などと、珍しく彼の話題を出したからだろうか。翌日、この屋敷にきて初めて旦那様と朝食時間が被った。いつもは私の方が早い。さっさと食べて冒険者街へ向かわないといけないからだ。
「……おはようございます」
「……ああ」
そういえばこれが初めての会話になる。相変わらずこちらを見ない。
「早いのだな」
「いつもこの時間です」
(だから2度とこの時間に食堂にくんなよ!)
私は急いで食事を終わらせ、いつものように冒険者街へと出かけた。一緒の屋敷で生活していれば食事時間ぐらい被ることもあるだろう。
(まあそれも今日限りだけどな!)
どうやら私を避けているようだし、旦那様がこあの間に来ることはもうないだろう。
と思ってたのに……。
(いるし!)
しかも私よりも早く。すでに食べ終え紅茶をすすっている。なんか負けた気がするが、これ以上私が早起きして朝食を食べようとすれば使用人達も大変だろう。

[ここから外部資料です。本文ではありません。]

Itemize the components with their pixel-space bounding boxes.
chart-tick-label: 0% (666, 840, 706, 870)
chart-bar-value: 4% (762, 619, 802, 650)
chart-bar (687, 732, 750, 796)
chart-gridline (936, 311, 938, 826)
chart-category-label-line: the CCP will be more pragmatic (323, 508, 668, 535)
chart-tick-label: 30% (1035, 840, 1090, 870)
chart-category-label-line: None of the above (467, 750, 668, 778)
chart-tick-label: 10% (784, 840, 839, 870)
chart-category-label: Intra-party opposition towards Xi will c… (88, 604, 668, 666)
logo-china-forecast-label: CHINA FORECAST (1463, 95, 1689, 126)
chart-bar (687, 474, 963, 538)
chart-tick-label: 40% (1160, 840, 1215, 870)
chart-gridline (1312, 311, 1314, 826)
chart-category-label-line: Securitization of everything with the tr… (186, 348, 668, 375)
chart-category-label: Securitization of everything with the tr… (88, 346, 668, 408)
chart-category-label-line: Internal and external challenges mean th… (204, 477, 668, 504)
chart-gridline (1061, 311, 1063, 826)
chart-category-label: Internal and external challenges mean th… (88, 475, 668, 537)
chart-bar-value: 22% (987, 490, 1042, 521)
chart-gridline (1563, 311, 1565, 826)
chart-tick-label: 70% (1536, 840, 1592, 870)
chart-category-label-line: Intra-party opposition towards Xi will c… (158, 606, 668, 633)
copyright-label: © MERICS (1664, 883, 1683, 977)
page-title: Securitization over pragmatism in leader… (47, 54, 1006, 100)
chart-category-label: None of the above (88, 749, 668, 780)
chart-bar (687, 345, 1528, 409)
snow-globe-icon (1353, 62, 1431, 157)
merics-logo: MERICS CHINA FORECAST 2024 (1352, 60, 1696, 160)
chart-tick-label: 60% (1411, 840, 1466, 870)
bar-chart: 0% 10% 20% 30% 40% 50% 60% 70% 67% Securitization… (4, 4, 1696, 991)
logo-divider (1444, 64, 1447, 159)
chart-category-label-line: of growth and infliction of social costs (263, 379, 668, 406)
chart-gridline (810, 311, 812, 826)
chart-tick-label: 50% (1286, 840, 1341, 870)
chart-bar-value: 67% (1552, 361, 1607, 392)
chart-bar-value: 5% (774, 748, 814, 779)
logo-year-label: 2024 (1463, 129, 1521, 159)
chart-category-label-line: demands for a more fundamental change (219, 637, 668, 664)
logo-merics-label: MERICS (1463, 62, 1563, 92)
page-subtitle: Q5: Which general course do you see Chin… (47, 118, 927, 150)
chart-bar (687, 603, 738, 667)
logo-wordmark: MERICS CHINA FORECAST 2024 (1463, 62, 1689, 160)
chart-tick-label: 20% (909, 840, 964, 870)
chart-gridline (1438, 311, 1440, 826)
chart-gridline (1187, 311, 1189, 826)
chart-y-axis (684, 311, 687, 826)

結局、いつの間にか朝食だけは毎朝一緒に過ごすことになった。会話は挨拶だけ。ムカつく相手ではあるが、挨拶だけは前世今世、4人の両親から散々言われたことだ。
(何でこんなことに!?)
その謎はすぐに解けた。
「公爵様に直訴したのです!」
エリスが気を利かせたのだ。
(なんてことを……!)
「政略結婚であることは私も理解しております。ですがだからと言ってあえて壁を作る必要も、いがみ合う原因を作る必要はないではありませんか」
(正論で殴られると言い返せないっ!)
彼女もいい所出身のお嬢様なのだが、界隈特有の高飛車感もなく、とても愛情をもって育てられたのだと感じる。
「貴女がヴィクタ―から睨まれていたのはそのせいね」
「あんな人! 少しも怖くなんかありません!」
フン! と鼻息が荒い。思わず笑ってしまった。
「それに、公爵様は王族と結婚を避けるために奥様と結婚なされたのです。不仲の噂が流れたら、またすぐにちょっかいを出してきますよ。それはヴィクター様だって困るはずです」
「そんなにすごかったのね」
「ええ。ご令嬢達は皆、どうにかして公爵様のお側にいようとしたとか」
王弟の娘にあたるクリスティーナ様を筆頭に、あちこちのご令嬢が理由をつけてこの領地を訪ねてきていたそうだ。
「それは大変だったそうですよ」
「へぇ」
使用人達の苦労話をエリスは集めてくれていた。そしてそんな旦那様と結婚した私が、全くその彼に執着しないのが信じられないのだそうだ。
「また他人事のように……!」
「まあまあ。それより、もしヴィクターに何かされたらすぐに言ってね」
どうやらあの従者は私にいい印象持っていないようだし、こんな私の味方でいてくれるエリスにも攻撃的な態度をとるかもしれない。
「まあ奥様! 私だって弱くはありません。でもありがとうございます」
エリスは嬉しそうに顔がほころんだ。
(そりゃそうか。公爵相手に直談判出来るんだもんな。)
「……おはよう」
「……おはようございます」
今日も朝から小さな挨拶が交わされる。いつか旦那様が私の顔を見る日は来るのだろうか。